Cosmos Factory

伊那谷の境界域から見えること、思ったことを遺します

母の新盆と、一周忌

2018-08-25 23:49:01 | つぶやき

 父の一周忌に、我ながら冷静な捉え方をしていたと、今になって思う。

 もう5年も過ぎた父との別れ、そして意外にも5年なのだ、ともっと過去のことのようにも思う。「一周忌」で記したように、「かつて子どものころ、親のいない暮らしなど考えられないほど、支えとなっていた父や母の存在」も、年相応になると、父や母の存在も小さくなる。それが当たり前のことで、いつまでも親頼みではいけないし、自らが同じ立場になっていくのだから、存在が希薄化しなくてはいけないのだと、亡くなってあらためて感じたものだ。

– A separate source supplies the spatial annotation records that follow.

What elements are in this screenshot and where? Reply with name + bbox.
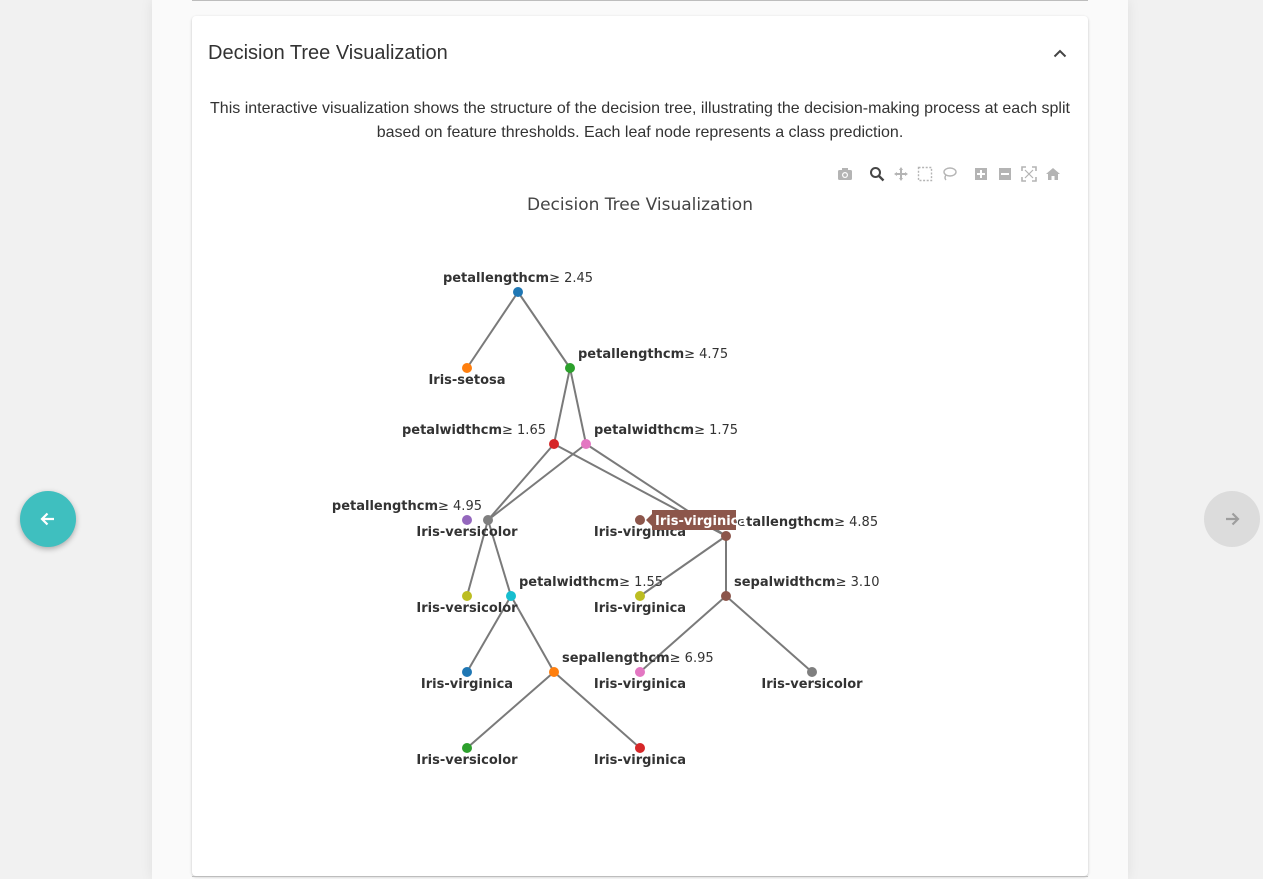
hover-tooltip: Iris-virginica	[646, 510, 747, 530]
page-column: Decision Tree Visualization This interac…	[152, 0, 1128, 879]
decision-tree-plot[interactable]: petallengthcm≥ 2.45 Iris-setosa petallengt…	[192, 16, 1088, 876]
split-node-label: sepallengthcm≥ 6.95	[562, 651, 714, 666]
split-node-marker[interactable]	[721, 531, 731, 541]
split-node-marker[interactable]	[483, 515, 493, 525]
leaf-node-marker[interactable]	[635, 591, 645, 601]
leaf-node-marker[interactable]	[462, 363, 472, 373]
leaf-node-label: Iris-virginica	[421, 677, 513, 692]
tree-edge	[725, 595, 813, 673]
split-node-marker[interactable]	[513, 287, 523, 297]
tree-nodes: petallengthcm≥ 2.45 Iris-setosa petallengt…	[332, 271, 880, 768]
split-node-label: petalwidthcm≥ 1.75	[594, 423, 738, 438]
leaf-node-label: Iris-versicolor	[416, 601, 518, 616]
arrow-left-icon	[40, 512, 54, 526]
leaf-node-marker[interactable]	[635, 667, 645, 677]
split-node-marker[interactable]	[565, 363, 575, 373]
next-page-button[interactable]	[1204, 491, 1260, 547]
leaf-node-marker[interactable]	[635, 515, 645, 525]
split-node-label: petallengthcm≥ 2.45	[443, 271, 593, 286]
leaf-node-label: Iris-versicolor	[761, 677, 863, 692]
tree-edge	[487, 443, 587, 521]
split-node-marker[interactable]	[549, 667, 559, 677]
split-node-label: petallengthcm≥ 4.85	[728, 515, 878, 530]
split-node-marker[interactable]	[506, 591, 516, 601]
card-bottom-edge	[192, 876, 1088, 877]
leaf-node-label: Iris-virginica	[594, 753, 686, 768]
tree-edge	[487, 443, 555, 521]
split-node-marker[interactable]	[549, 439, 559, 449]
leaf-node-marker[interactable]	[635, 743, 645, 753]
tree-edge	[517, 291, 571, 369]
tree-edge	[569, 367, 587, 445]
hover-tooltip-text: Iris-virginica	[655, 514, 747, 529]
leaf-node-marker[interactable]	[462, 591, 472, 601]
split-node-label: petalwidthcm≥ 1.65	[402, 423, 546, 438]
leaf-node-label: Iris-virginica	[594, 677, 686, 692]
arrow-right-icon	[1226, 512, 1240, 526]
leaf-node-label: Iris-virginica	[594, 601, 686, 616]
leaf-node-label: Iris-versicolor	[416, 753, 518, 768]
leaf-node-marker[interactable]	[462, 667, 472, 677]
visualization-card: Decision Tree Visualization This interac…	[192, 16, 1088, 876]
leaf-node-marker[interactable]	[462, 743, 472, 753]
previous-page-button[interactable]	[20, 491, 76, 547]
leaf-node-label: Iris-setosa	[428, 373, 505, 388]
leaf-node-label: Iris-versicolor	[416, 525, 518, 540]
tree-edge	[553, 367, 571, 445]
split-node-marker[interactable]	[581, 439, 591, 449]
previous-card-edge	[192, 0, 1088, 1]
tree-edge	[466, 291, 519, 369]
leaf-node-marker[interactable]	[462, 515, 472, 525]
split-node-label: sepalwidthcm≥ 3.10	[734, 575, 880, 590]
split-node-label: petalwidthcm≥ 1.55	[519, 575, 663, 590]
split-node-label: petallengthcm≥ 4.95	[332, 499, 482, 514]
split-node-label: petallengthcm≥ 4.75	[578, 347, 728, 362]
split-node-marker[interactable]	[721, 591, 731, 601]
leaf-node-marker[interactable]	[807, 667, 817, 677]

 今日は母の一周忌、あわせて新盆の法要を行った。妻の母の時とことなり、坊さんは通常の経をあげ、一通り終わると、両者のお布施をいただいて帰っていった。坊さんの方から「新盆と一周忌を一緒にしたらどうか」と言葉があったと言うから、明らかな手抜きである。もちろん坊さんはそんなことは思ってもいないだろうが、法事を行う方も、一手間省略できたから文句を言うこともないことなのかもしれない。が、妻の母も新盆と一周忌を一緒にやったが、新盆用のお経と焼香、一周忌用のお経と焼香が別に行われた。

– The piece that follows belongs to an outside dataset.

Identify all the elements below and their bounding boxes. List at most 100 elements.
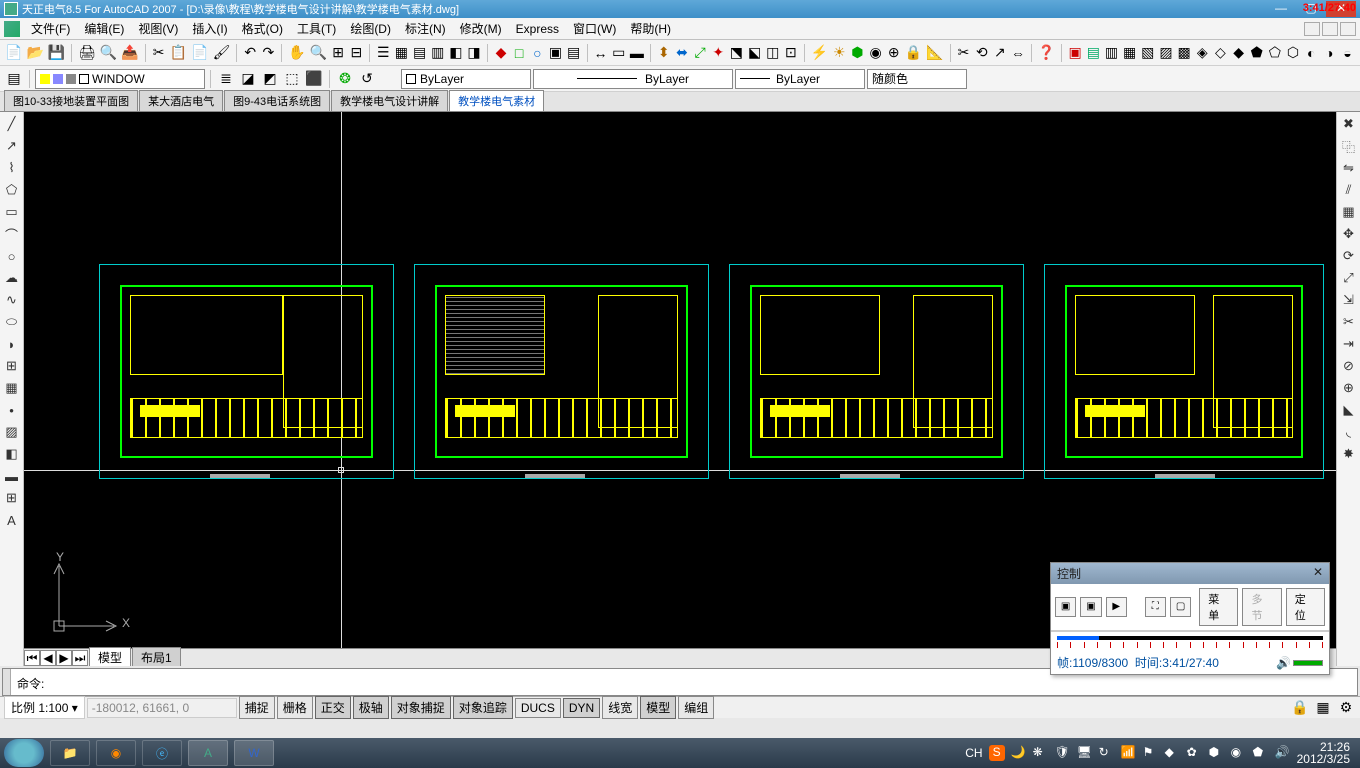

 さて、おじさんやおばさんも高齢化してきているから、健在でも皆がみな集まれるというわけではない。母の兄弟はひとりも参加することはてきなかったが、父の兄弟はみんな集まってくれた。最高齢は年が明けると95歳になるという、以前にも何度も触れた40年前に一緒に石の選択作業の仕事をやったおばさんだ。ちょうど40年前の春休みと夏休みだったから、おばさん54歳の時だったということになる。あの時のおばさんの歳より、今の自分の方が歳をとっていると思うと、自分が歳をとったことをつくづく感じるとともに、おばさんも歳をとったんだとあらためて悟るところ。皆がみな若かったということになるだろうか。繰り返し日記に記していることだが、最近は仕事の世界でも、ほとんど自分より若い人たちが相手になっている。誰よりも若かった時代と同じだと思ったら大間違いなのだ。おばさんもだいぶ歳をとられたが、その次に歳の大きいおばさんは、まったく変わらない。やはり年が明けると88歳だと言うが、歩く姿を見ていても、昔と少しも変わらない。名古屋からやってきたおじさんたちも、同じく全く変わらない。超高齢化社会の縮図を見るような、母の一周忌だった。

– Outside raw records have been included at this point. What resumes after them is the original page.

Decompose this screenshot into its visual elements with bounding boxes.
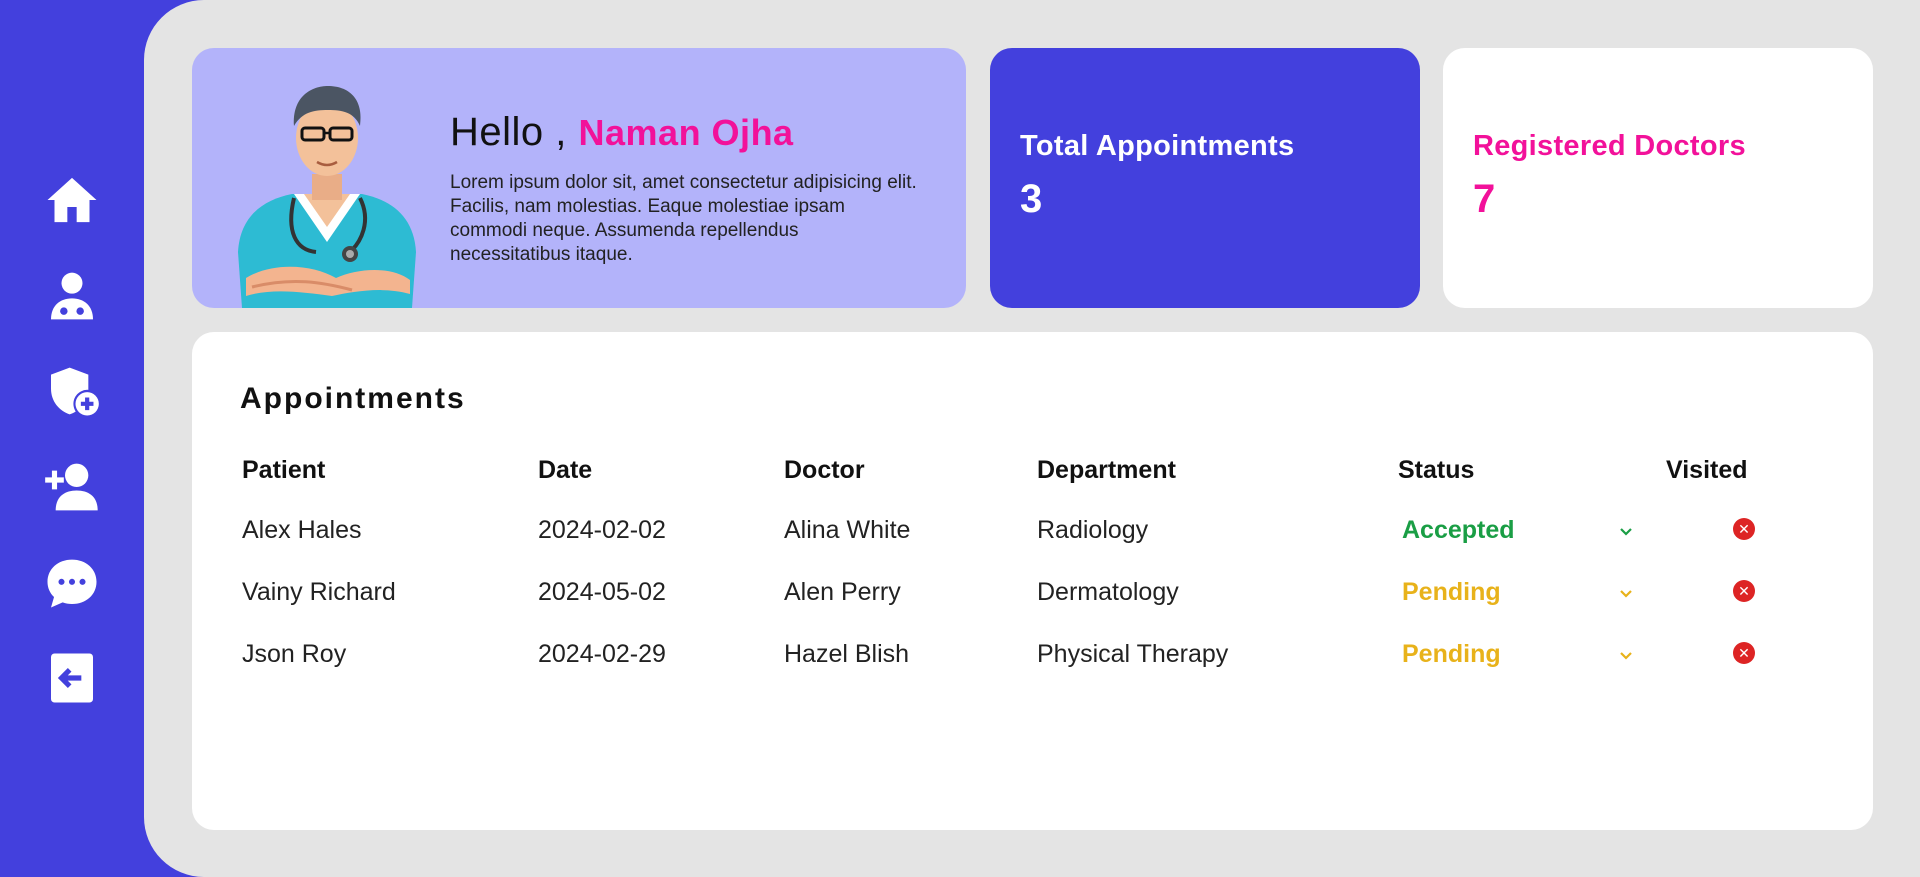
registered-doctors-label: Registered Doctors bbox=[1473, 130, 1746, 162]
doctor-name: Alen Perry bbox=[784, 578, 901, 606]
appointments-title: Appointments bbox=[240, 382, 466, 415]
nav-doctors[interactable] bbox=[42, 266, 102, 326]
status-cell: Pending bbox=[1398, 574, 1648, 611]
add-user-icon bbox=[45, 463, 98, 511]
status-value: Accepted bbox=[1402, 516, 1515, 544]
status-value: Pending bbox=[1402, 578, 1501, 606]
appointments-table-card: Appointments Patient Date Doctor Departm… bbox=[192, 332, 1873, 830]
welcome-text: Hello , Naman Ojha Lorem ipsum dolor sit… bbox=[450, 110, 920, 267]
chevron-down-icon bbox=[1620, 651, 1632, 660]
status-cell: Accepted bbox=[1398, 512, 1648, 549]
chevron-down-icon bbox=[1620, 589, 1632, 598]
logout-icon bbox=[51, 653, 93, 703]
table-row: Alex Hales 2024-02-02 Alina White Radiol… bbox=[192, 516, 1873, 556]
not-visited-icon[interactable]: ✕ bbox=[1733, 518, 1755, 540]
column-header-status: Status bbox=[1398, 456, 1475, 484]
user-name: Naman Ojha bbox=[578, 112, 794, 153]
home-icon bbox=[47, 177, 97, 223]
patient-name: Vainy Richard bbox=[242, 578, 396, 606]
total-appointments-value: 3 bbox=[1020, 177, 1043, 221]
registered-doctors-card: Registered Doctors 7 bbox=[1443, 48, 1873, 308]
not-visited-icon[interactable]: ✕ bbox=[1733, 642, 1755, 664]
doctor-name: Hazel Blish bbox=[784, 640, 910, 668]
department-name: Physical Therapy bbox=[1037, 640, 1229, 668]
column-header-patient: Patient bbox=[242, 456, 326, 484]
total-appointments-card: Total Appointments 3 bbox=[990, 48, 1420, 308]
nav-logout[interactable] bbox=[42, 648, 102, 708]
doctor-name: Alina White bbox=[784, 516, 911, 544]
appointment-date: 2024-05-02 bbox=[538, 578, 666, 606]
chat-icon bbox=[47, 559, 97, 608]
column-header-date: Date bbox=[538, 456, 593, 484]
nav-add-user[interactable] bbox=[42, 457, 102, 517]
status-value: Pending bbox=[1402, 640, 1501, 668]
column-header-visited: Visited bbox=[1666, 456, 1748, 484]
sidebar bbox=[0, 0, 144, 877]
column-header-doctor: Doctor bbox=[784, 456, 865, 484]
appointment-date: 2024-02-02 bbox=[538, 516, 666, 544]
shield-plus-icon bbox=[51, 367, 99, 416]
nav-home[interactable] bbox=[42, 170, 102, 230]
column-header-department: Department bbox=[1037, 456, 1176, 484]
doctor-icon bbox=[51, 272, 93, 320]
not-visited-icon[interactable]: ✕ bbox=[1733, 580, 1755, 602]
welcome-heading: Hello , Naman Ojha bbox=[450, 110, 920, 155]
department-name: Dermatology bbox=[1037, 578, 1179, 606]
registered-doctors-value: 7 bbox=[1473, 177, 1496, 221]
total-appointments-label: Total Appointments bbox=[1020, 130, 1295, 162]
patient-name: Json Roy bbox=[242, 640, 347, 668]
status-dropdown[interactable]: Pending bbox=[1398, 574, 1648, 611]
nav-add-department[interactable] bbox=[42, 361, 102, 421]
greeting: Hello , bbox=[450, 110, 567, 154]
department-name: Radiology bbox=[1037, 516, 1149, 544]
table-row: Vainy Richard 2024-05-02 Alen Perry Derm… bbox=[192, 578, 1873, 618]
welcome-card: Hello , Naman Ojha Lorem ipsum dolor sit… bbox=[192, 48, 966, 308]
status-cell: Pending bbox=[1398, 636, 1648, 673]
doctor-illustration bbox=[238, 86, 416, 308]
welcome-description: Lorem ipsum dolor sit, amet consectetur … bbox=[450, 172, 917, 265]
main-content: Hello , Naman Ojha Lorem ipsum dolor sit… bbox=[144, 0, 1920, 877]
appointment-date: 2024-02-29 bbox=[538, 640, 666, 668]
status-dropdown[interactable]: Pending bbox=[1398, 636, 1648, 673]
table-row: Json Roy 2024-02-29 Hazel Blish Physical… bbox=[192, 640, 1873, 680]
nav-messages[interactable] bbox=[42, 553, 102, 613]
chevron-down-icon bbox=[1620, 527, 1632, 536]
table-header-row: Patient Date Doctor Department Status Vi… bbox=[192, 456, 1873, 496]
status-dropdown[interactable]: Accepted bbox=[1398, 512, 1648, 549]
patient-name: Alex Hales bbox=[242, 516, 362, 544]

 この日、やはり父を亡くし、今年新盆だったイトコがおばさんの代わりに法事に参加した。先ごろの盆に新盆見舞に行ったばかりだが、新盆見舞の話になった。生家のあたりでは親しい人たちはお見舞に訪れるが、そうでなければ、新盆見舞は行わない。ところがイトコのところでは、新盆見舞の返礼を用意する際、葬儀屋さんに「会社関係の方を除いて半分くらいの数を用意した方が良い」と言われたという。わたしの生家のあたりとは新盆見舞の数がまったく異なる。イトコによるとほぼ葬儀屋さんが言った5割程度の新盆見舞客があったという。たとえば同じ自治会の人たちは、ほぼ全て葬儀に来られたと言うが、その人たちはほぼ100パーセント新盆見舞にも訪れたという。親戚や隣組は当然としても、それ以外の地域の人たちもほとんど訪れるというのだから、新盆見舞客を迎え入れる側も大変なのである。先ごろも触れた通り、葬儀は大きく変化して、家での煩わしさほとんどなくなったが、いっぽうで新盆はまったく変わっていない、ということが言えそうだ。